All politicians appeal to the fears, hopes, and biases of their constituency. But the politicians receiving the backing of mainstream political parties would never want to be labeled a populist. Many populist politicians and their movements have a short political life whereas mainstream politicians, unfortunately, will become entrenched and around for a longer duration.
Presidential candidate Andrew Jackson bucked what he perceived as the corrupt politics of his era and founded his own grass roots political party, the Democratic Republicans the forerunner of today's Democratic Party.
Jackson was to be one of only a handful of historical American politicians called "populist" who would win the White House.
Besides Jackson and the Democratic-Republicans, there were to be new populist parties and personalities hoping to attract the men or women who felt forgotten by the status quo.
Source of Definition: Vocabulary.com
Many populists emerge during periods of social and economic unrest. Besides the American Civil War (1861-1865), the Great Depression (1929-1939) brought the United States and the world to its knees and the rise of political populism.
During this period of economic and social unrest, populist politicians as Benito Mussolini and Adolf Hitler rose to lead their nations.
The Rush Limbaugh of radio during the Great Depression and the beginning of WW2 was populist Father Charles Edward Coughlin (October 25, 1891-October 27, 1979).
Fr. Coughlin had a huge radio following of almost 30 million weekly listeners. He was pro-union, attacked banks and large businesses, invoked Christianity in many of his messages, and then proceeded to go overboard when he became increasingly anti-Semitic and blamed the Jews for much of the economic problems.
Originally Coughlin supported President Roosevelt's New Deal programs. However, Coughlin not only annoyed the Vatican with his vitriol, but finally provoked President Franklin Roosevelt such that the President successfully got his radio show off the air and stopped his mailings of his pamphlet entitled Social Justice.
Source: Father Coughlin Speaks Against the Federal Reserve
Another very popular populist-type politician to emerge during the Great Depression was Louisiana political boss and politician "King Fish" Huey Long Jr. (August 30,1893-September 10, 1935). Long served as Louisiana's governor and then the state's Democratic United States Senator until he was assassinated in 1935.
Perhaps sounding familiar to many of some of today's politicians, Long's motto was "Every Man a King" and proposed wealth redistribution during the Great Depression to curb poverty and homelessness.
Source of You Tube Video: Huey Long Share The Wealth
Another era of American social upheaval was the African American Civil Rights movement (1954-1968). One of the most popular populist politicians to emerge was Alabama Governor George Wallace (August 25, 1919 - September 13, 1998).
Upset with the efforts of the Federal Government to intervene and end Alabama's segregation of public schools, Wallace in his 1963 governor inauguration speech, appealed to his constituency (of course blacks were not being allowed to vote) when he said, "segregation now, segregation tomorrow, segregation forever."

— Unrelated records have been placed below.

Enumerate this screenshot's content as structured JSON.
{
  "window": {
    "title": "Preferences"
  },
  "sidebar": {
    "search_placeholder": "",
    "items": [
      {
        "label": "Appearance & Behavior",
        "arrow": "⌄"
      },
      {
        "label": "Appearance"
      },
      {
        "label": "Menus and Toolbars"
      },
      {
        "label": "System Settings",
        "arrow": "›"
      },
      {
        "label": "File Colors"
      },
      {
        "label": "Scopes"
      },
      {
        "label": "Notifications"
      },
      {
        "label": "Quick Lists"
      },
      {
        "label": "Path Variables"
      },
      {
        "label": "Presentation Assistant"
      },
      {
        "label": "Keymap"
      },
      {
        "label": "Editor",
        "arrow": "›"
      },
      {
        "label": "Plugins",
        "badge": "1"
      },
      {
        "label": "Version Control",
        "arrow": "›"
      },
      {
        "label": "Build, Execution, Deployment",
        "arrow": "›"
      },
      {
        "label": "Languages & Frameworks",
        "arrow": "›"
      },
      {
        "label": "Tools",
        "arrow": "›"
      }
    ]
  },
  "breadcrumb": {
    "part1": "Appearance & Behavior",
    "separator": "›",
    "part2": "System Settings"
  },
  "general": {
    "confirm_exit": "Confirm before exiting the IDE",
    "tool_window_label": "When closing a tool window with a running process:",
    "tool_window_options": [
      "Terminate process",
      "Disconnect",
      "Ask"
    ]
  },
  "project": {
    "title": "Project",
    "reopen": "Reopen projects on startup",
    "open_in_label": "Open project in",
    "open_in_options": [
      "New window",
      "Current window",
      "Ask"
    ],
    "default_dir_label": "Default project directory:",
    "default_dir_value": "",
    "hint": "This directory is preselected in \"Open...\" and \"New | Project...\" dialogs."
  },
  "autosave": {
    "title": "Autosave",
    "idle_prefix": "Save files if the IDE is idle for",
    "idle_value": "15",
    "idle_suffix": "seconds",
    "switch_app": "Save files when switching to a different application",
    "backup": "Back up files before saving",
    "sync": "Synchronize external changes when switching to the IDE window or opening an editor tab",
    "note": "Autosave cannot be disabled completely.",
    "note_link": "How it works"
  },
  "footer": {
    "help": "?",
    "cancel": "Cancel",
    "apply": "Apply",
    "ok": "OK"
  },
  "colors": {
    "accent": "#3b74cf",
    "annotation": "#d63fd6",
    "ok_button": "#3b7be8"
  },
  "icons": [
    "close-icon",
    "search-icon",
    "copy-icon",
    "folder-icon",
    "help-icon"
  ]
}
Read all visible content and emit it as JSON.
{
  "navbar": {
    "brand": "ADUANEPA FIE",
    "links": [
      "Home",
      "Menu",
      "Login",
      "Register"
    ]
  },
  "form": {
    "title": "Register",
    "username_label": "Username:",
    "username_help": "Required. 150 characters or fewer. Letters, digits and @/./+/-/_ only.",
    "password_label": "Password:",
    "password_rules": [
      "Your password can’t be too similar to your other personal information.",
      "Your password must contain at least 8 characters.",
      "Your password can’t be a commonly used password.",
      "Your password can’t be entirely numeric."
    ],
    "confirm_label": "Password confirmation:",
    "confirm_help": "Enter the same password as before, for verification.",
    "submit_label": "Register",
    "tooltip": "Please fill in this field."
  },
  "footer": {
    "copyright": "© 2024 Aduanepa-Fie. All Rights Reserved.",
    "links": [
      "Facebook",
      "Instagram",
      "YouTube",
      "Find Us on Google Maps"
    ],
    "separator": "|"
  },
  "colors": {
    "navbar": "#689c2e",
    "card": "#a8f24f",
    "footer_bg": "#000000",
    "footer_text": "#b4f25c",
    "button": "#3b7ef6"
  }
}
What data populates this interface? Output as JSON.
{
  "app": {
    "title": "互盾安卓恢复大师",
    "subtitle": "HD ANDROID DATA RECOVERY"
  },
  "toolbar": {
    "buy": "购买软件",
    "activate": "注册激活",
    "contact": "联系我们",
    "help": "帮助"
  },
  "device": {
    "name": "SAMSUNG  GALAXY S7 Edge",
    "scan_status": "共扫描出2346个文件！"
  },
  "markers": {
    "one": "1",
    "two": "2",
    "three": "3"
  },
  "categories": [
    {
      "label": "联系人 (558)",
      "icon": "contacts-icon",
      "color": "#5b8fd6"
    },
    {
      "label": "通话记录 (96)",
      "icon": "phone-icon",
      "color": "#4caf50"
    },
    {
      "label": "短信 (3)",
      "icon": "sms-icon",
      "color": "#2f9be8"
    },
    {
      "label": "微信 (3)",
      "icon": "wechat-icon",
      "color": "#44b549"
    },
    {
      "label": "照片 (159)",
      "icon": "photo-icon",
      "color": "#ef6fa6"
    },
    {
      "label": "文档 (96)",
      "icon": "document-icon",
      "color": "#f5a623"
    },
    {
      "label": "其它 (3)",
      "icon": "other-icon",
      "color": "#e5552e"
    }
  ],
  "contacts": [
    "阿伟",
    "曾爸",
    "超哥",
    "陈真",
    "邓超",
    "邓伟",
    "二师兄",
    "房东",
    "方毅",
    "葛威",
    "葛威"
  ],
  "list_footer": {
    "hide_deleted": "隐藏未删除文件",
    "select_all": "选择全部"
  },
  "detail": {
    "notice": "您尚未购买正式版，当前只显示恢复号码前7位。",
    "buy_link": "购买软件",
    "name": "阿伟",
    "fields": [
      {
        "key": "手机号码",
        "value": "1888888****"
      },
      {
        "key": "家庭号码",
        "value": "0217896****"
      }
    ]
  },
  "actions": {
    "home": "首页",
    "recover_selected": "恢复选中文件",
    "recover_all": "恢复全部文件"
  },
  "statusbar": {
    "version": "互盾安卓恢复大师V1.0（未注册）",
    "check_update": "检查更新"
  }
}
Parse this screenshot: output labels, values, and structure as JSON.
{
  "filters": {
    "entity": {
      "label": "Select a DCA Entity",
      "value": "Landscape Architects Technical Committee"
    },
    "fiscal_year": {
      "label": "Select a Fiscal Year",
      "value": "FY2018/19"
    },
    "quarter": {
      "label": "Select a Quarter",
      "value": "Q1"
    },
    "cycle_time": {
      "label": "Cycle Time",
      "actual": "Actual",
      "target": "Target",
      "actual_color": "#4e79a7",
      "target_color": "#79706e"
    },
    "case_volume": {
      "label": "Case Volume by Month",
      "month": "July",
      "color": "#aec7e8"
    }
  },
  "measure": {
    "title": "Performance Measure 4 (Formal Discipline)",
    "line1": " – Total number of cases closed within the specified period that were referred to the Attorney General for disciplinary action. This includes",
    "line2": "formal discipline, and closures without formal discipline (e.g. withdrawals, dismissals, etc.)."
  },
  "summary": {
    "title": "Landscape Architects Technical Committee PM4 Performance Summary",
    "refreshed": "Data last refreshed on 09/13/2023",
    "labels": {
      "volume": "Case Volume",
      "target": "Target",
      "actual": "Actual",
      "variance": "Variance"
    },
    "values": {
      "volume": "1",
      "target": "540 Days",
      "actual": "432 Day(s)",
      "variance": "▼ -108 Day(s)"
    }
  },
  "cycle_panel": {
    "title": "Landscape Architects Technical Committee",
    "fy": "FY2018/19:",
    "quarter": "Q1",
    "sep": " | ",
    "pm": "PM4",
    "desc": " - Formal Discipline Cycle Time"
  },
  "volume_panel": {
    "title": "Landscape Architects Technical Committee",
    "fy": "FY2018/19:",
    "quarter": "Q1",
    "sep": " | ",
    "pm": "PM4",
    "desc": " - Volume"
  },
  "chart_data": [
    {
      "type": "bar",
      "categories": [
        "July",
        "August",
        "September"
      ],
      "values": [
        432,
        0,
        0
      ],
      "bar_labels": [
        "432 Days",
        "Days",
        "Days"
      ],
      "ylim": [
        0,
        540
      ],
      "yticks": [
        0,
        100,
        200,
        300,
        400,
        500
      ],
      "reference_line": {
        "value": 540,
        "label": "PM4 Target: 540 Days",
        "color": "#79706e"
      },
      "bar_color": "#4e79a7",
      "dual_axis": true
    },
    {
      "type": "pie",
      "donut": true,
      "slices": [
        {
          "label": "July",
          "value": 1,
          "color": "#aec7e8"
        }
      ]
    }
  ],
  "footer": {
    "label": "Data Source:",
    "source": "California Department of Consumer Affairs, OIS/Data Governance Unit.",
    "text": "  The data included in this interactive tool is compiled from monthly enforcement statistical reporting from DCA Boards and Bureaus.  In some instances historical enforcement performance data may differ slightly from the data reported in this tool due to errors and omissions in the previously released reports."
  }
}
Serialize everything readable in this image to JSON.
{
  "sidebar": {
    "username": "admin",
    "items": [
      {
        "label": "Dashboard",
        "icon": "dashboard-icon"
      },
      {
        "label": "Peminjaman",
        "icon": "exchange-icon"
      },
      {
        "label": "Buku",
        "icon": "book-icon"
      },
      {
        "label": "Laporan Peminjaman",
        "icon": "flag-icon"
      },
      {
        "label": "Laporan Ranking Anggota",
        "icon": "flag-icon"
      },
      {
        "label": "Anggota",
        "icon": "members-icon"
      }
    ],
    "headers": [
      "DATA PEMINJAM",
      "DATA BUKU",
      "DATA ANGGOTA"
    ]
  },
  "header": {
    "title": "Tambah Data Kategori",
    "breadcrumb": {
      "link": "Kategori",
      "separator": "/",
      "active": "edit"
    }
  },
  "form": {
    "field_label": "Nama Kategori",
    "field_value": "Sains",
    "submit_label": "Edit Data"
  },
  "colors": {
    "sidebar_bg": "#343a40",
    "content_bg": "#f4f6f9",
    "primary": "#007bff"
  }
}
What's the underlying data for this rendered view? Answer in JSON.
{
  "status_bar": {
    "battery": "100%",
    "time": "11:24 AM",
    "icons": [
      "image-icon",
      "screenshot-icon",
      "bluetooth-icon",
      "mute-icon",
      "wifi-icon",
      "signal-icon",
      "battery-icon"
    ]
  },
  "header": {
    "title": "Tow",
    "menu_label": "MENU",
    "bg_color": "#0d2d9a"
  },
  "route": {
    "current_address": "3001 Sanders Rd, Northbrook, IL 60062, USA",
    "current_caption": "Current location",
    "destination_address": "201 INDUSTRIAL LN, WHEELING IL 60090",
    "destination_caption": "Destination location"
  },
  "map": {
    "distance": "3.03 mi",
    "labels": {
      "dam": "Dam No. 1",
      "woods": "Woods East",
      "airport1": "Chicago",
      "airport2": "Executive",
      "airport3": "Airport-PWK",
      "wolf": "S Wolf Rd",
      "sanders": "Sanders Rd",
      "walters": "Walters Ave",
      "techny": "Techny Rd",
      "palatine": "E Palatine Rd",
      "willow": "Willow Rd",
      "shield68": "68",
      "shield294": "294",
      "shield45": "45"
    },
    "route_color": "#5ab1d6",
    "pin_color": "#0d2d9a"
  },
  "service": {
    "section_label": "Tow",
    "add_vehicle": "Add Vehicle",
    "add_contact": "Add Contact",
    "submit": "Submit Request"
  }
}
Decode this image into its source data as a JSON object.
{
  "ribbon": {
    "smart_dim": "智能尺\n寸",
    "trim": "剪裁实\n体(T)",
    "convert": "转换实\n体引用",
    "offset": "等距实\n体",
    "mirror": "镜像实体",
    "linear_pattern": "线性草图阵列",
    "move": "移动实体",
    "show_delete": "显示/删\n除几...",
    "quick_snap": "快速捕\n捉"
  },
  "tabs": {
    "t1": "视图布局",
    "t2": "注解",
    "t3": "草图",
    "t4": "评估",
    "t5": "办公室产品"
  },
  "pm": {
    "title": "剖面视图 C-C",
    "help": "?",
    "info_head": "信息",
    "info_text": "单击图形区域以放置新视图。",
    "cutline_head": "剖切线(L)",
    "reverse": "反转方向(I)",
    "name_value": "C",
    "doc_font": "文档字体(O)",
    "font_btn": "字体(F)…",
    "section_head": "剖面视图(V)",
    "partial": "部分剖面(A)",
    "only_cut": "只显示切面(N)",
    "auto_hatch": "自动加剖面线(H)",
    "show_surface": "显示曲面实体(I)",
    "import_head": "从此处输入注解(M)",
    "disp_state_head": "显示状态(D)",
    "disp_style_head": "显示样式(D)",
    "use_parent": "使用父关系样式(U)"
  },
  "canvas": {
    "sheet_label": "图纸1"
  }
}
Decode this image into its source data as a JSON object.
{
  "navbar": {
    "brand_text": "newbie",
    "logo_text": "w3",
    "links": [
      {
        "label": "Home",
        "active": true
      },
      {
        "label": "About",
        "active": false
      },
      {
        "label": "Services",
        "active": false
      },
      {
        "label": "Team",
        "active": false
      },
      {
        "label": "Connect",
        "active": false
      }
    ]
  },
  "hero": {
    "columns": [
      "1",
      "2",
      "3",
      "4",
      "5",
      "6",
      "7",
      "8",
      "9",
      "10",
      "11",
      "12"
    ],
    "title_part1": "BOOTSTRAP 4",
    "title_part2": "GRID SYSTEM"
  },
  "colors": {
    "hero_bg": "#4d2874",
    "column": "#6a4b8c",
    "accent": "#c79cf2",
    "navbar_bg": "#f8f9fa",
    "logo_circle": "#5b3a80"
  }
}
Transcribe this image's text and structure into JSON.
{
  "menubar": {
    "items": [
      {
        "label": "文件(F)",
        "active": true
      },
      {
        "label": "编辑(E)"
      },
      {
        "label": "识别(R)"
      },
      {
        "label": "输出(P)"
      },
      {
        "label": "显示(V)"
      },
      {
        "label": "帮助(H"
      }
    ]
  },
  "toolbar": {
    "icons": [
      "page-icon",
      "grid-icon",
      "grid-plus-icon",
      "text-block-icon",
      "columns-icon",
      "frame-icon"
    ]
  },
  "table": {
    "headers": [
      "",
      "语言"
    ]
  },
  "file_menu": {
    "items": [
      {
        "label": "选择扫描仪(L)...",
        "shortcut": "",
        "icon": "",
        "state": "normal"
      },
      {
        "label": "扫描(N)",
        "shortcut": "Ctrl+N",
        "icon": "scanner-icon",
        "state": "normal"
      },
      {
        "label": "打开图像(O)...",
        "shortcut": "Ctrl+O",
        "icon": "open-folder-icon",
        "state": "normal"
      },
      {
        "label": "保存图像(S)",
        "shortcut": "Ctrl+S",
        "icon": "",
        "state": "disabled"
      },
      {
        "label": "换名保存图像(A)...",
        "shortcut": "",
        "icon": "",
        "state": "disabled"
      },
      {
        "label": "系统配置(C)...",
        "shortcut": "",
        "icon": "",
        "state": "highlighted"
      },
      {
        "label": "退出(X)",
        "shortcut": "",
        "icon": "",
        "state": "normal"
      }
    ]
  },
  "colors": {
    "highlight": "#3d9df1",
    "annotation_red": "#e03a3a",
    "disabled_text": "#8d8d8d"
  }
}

George Wallace's "Segregation Forever" speech made him nationally well-known. When words are spoken they cannot be taken back and in reality Wallace was not the racist the speech made him appear to be and he spent much of his career denouncing the speech as one he made as a necessity to be re-elected as Alabama governor.
Source of You Tube: George Wallace Segregation Forever Speech
Easy to explain the Great Depression and the Civil Rights Movement giving rising to so-called populist politicians who appeal to the fears of an electorate who felt left out.
The Vietnam War gave rise to populist candidate George McGovern who reflected the anger by Americans divided by the war as well as the social and economic disparities.
What American events have caused the rise of a Donald Trump and Bernie Sanders?
Warning signs were growing that a new breed of candidate could likely arise. Some trends were:
- The Tea Party came about because a sector of Americans were angry about a big, unresponsive, and intrusive government.
- The Occupy Wall Street Movement took hold because of the the economic disparity growing within the country and sanctioned by government policies favorable to big business special interest groups.
- Washington has become so gridlocked due to partisanship that essentially President Obama has resorted to executive orders to get some things accomplished during his tenure. Now partisanship has reached an all time by Republicans threatening to not allow the President to nominate a Supreme Court Justice.
The time for fresh political faces was inevitable. Perhaps Trump and Sanders are not the best choices, but Americans know that partisanship is destroying the nation and the political status quo is not working any longer.